Chameleon Street (1989, Wendell B. Harris Jr.)

Our guy (played by the director) has a new wife Gabrielle, is tired of working for his dad installing burglar alarms, so he pretends to work for Time to interview a basketball star, figuring if he can sell the interview to Time afterwards then he basically told the truth. Less justifiable is hanging out in a hospital doing real surgeries with no training. He spends some time in prison for that one, then escapes. “That afternoon I went to Cocteau’s Beauty and the Beast to get my mind right,” hell yeah. He identity-thieves his way into Yale, calls himself Pepe le Mofo, sees a band called Fantomas Judex, has a grand time while his pregnant wife is left forgotten at home. I’m not clear how they both end up at the same masquerade, but after they win best costume he goes back to the family, donating blood to get by. Suddenly he’s a fake lawyer, meeting the mayor, a promising young political volunteer, until the cops arrive because his wife sold him out.

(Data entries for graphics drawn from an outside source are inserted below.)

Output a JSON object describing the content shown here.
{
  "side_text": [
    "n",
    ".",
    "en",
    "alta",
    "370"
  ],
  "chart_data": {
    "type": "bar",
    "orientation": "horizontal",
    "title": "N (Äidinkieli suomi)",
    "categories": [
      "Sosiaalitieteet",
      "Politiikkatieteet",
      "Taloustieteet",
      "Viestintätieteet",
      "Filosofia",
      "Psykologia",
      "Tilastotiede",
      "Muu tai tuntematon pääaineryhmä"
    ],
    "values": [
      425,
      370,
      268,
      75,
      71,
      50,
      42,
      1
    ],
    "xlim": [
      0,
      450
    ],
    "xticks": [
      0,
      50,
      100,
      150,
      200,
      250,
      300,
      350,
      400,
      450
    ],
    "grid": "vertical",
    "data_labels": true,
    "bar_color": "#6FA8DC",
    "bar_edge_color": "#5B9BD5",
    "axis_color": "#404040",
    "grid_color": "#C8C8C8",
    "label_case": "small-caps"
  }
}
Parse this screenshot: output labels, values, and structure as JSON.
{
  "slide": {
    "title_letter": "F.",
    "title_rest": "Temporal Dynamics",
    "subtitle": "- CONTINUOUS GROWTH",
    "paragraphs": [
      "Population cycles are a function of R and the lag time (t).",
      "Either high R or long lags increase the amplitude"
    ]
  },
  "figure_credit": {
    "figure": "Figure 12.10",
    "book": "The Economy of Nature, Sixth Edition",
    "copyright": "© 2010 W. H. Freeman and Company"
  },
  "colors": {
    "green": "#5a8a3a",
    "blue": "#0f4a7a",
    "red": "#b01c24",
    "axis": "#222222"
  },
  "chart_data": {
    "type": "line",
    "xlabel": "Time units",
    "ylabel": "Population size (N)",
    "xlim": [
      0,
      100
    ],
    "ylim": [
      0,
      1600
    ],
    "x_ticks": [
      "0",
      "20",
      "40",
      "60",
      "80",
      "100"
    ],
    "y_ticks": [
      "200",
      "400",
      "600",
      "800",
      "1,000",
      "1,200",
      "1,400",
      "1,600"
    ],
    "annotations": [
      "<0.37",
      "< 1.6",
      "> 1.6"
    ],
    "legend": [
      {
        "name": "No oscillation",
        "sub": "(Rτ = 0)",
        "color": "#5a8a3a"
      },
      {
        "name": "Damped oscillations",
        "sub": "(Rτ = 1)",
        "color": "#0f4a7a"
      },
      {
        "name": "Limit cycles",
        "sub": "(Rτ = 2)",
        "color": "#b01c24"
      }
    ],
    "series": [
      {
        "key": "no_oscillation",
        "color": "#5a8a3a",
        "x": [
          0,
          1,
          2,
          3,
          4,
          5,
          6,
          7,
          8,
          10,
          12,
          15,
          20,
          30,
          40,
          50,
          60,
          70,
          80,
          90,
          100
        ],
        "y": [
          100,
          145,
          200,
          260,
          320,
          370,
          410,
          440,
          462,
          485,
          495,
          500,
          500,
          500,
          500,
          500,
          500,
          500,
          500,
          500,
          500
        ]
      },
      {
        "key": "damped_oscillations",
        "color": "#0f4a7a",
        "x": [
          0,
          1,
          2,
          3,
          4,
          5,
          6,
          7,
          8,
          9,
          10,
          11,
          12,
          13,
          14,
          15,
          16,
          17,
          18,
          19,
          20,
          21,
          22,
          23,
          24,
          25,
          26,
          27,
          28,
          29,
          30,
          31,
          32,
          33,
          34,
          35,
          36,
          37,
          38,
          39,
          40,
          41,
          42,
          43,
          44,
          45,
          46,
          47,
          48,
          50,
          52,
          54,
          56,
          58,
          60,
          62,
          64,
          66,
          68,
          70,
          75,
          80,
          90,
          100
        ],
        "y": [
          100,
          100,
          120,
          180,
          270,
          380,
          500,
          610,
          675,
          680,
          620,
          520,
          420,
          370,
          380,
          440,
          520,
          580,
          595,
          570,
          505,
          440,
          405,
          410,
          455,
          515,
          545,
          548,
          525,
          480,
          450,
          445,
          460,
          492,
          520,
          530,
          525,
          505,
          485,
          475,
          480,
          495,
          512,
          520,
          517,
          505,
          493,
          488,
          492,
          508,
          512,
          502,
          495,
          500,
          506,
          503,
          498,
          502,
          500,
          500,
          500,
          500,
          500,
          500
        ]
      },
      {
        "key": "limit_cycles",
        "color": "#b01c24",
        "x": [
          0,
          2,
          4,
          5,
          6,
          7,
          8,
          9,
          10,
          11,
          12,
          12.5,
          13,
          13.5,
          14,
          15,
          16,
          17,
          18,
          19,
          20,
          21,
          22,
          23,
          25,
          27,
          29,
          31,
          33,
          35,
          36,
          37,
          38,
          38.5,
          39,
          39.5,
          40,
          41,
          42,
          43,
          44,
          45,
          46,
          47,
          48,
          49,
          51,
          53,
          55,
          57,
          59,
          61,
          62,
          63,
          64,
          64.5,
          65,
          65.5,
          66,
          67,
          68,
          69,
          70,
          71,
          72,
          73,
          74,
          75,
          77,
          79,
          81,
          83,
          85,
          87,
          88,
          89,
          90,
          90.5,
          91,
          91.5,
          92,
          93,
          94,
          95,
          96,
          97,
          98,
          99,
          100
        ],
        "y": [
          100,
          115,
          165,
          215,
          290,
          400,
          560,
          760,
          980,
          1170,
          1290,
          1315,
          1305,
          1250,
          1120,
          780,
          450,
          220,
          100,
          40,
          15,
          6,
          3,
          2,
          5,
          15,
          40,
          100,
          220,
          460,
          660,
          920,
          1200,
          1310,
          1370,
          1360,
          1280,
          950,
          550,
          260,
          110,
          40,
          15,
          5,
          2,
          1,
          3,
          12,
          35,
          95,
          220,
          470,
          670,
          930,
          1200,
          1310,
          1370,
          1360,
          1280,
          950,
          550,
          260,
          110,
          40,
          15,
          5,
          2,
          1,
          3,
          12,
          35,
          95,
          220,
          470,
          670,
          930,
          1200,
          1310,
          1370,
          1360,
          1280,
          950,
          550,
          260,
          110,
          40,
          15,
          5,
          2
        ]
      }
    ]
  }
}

Harris is narrating much of the time. Lines repeat, characters talk into camera, reminded me of Story of a Three-Day Pass. Terrific end credits scene, the frog/scorpion story told by an array of readers fast-cut together. Won a Sundance grand prize (over Metropolitan, To Sleep With Anger, The Unbelievable Truth, The Plot Against Harry), and feels at times very much like a 1990 Sundance movie. Based on the life of a real guy who, per a delightful Film Stage interview with the director, hated the movie but appreciated the residual checks he got from it.